A la chambre des députés, le ministère s'appuyait alors sur une solide majorité de conservateurs et de doctrinaires. La monarchie, que certains avaient voulu encaserner dans des prérogatives limites telles qu'en 1791, avait regagné de son lustre et le respect nécessaire au fonctionnement sain des institutions. Ces dernières étaient combattues à droite par les Légitimistes et à gauche par les radicaux. Afin de former un ministère et gouverner le pays, seuls les conservateurs et la gauche dynastiques pouvaient alors fournir les soutiens nécessaires.

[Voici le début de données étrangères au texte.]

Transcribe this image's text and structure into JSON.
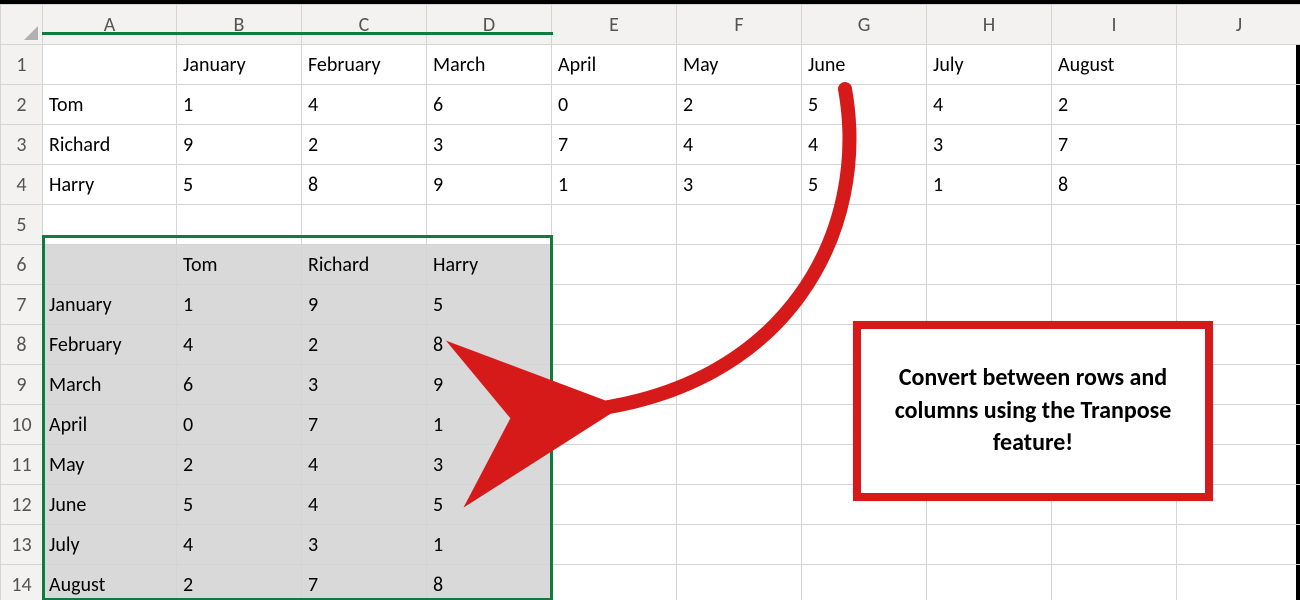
{
  "columns": [
    "A",
    "B",
    "C",
    "D",
    "E",
    "F",
    "G",
    "H",
    "I",
    "J"
  ],
  "rows": [
    "1",
    "2",
    "3",
    "4",
    "5",
    "6",
    "7",
    "8",
    "9",
    "10",
    "11",
    "12",
    "13",
    "14"
  ],
  "table1": {
    "headers": [
      "January",
      "February",
      "March",
      "April",
      "May",
      "June",
      "July",
      "August"
    ],
    "names": [
      "Tom",
      "Richard",
      "Harry"
    ],
    "data": {
      "Tom": [
        1,
        4,
        6,
        0,
        2,
        5,
        4,
        2
      ],
      "Richard": [
        9,
        2,
        3,
        7,
        4,
        4,
        3,
        7
      ],
      "Harry": [
        5,
        8,
        9,
        1,
        3,
        5,
        1,
        8
      ]
    }
  },
  "table2": {
    "headers": [
      "Tom",
      "Richard",
      "Harry"
    ],
    "rows": [
      "January",
      "February",
      "March",
      "April",
      "May",
      "June",
      "July",
      "August"
    ],
    "data": {
      "January": [
        1,
        9,
        5
      ],
      "February": [
        4,
        2,
        8
      ],
      "March": [
        6,
        3,
        9
      ],
      "April": [
        0,
        7,
        1
      ],
      "May": [
        2,
        4,
        3
      ],
      "June": [
        5,
        4,
        5
      ],
      "July": [
        4,
        3,
        1
      ],
      "August": [
        2,
        7,
        8
      ]
    }
  },
  "callout": {
    "text": "Convert between rows and columns using the Tranpose feature!"
  },
  "colors": {
    "selection": "#0f7b3e",
    "accent_red": "#d61a1a"
  }
}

Frustrés par les événements de 1830 et hostiles à la royauté nouvelle qui, pour eux, n'était qu'une usurpation, les Légitimistes conservent un appui notable dans l'opinion et chez les électeurs. La chouanerie ratée de la duchesse de Berry fit cependant beaucoup pour renforcer la royauté de juillet.
Les conservateurs et les doctrinaires représentaient alors le parti de l'ordre, les dynastiques, les conservateurs soutenant les institutions nouvelles et souhaitant le maintien des institutions et de la prérogative royale en l'état. Après l'échec de Lafitte et, surtout, l'année du ministère Perrier et le succès de la politique de résistance (résistance face à l'agitation), le courant a le vent en poupe.
La gauche dynastique, quant à elle, était alors globalement écartée du pouvoir. Les éléments les plus radicaux, républicains et démocrates, fermaient la marche des factions politiques.
Conservateurs et doctrinaires et une partie de la gauche dynastique s'accordaient alors sur la justesse du suffrage censitaire existant dans la charte. A gauche, quelques voix appelaient à l'abaissement du cens sans grand écho pour le moment. La coïncidence entre propriété et suffrage restait perçue comme un élément stabilisateur contre l'élément démocratique et la possibilité de l'anarchie.
Paradoxalement, une alliance de fait entre Carlistes et radicaux put exister par moment sur cette question du suffrage. Les radicaux exigeaient toujours le suffrage universel, premier pas à leur yeux vers la république, tandis que pour certains légitimistes, le suffrage universel eût permis l'appel au loyalisme profond du pays et eût corrigé la faute première de 1814/15 et de 1830.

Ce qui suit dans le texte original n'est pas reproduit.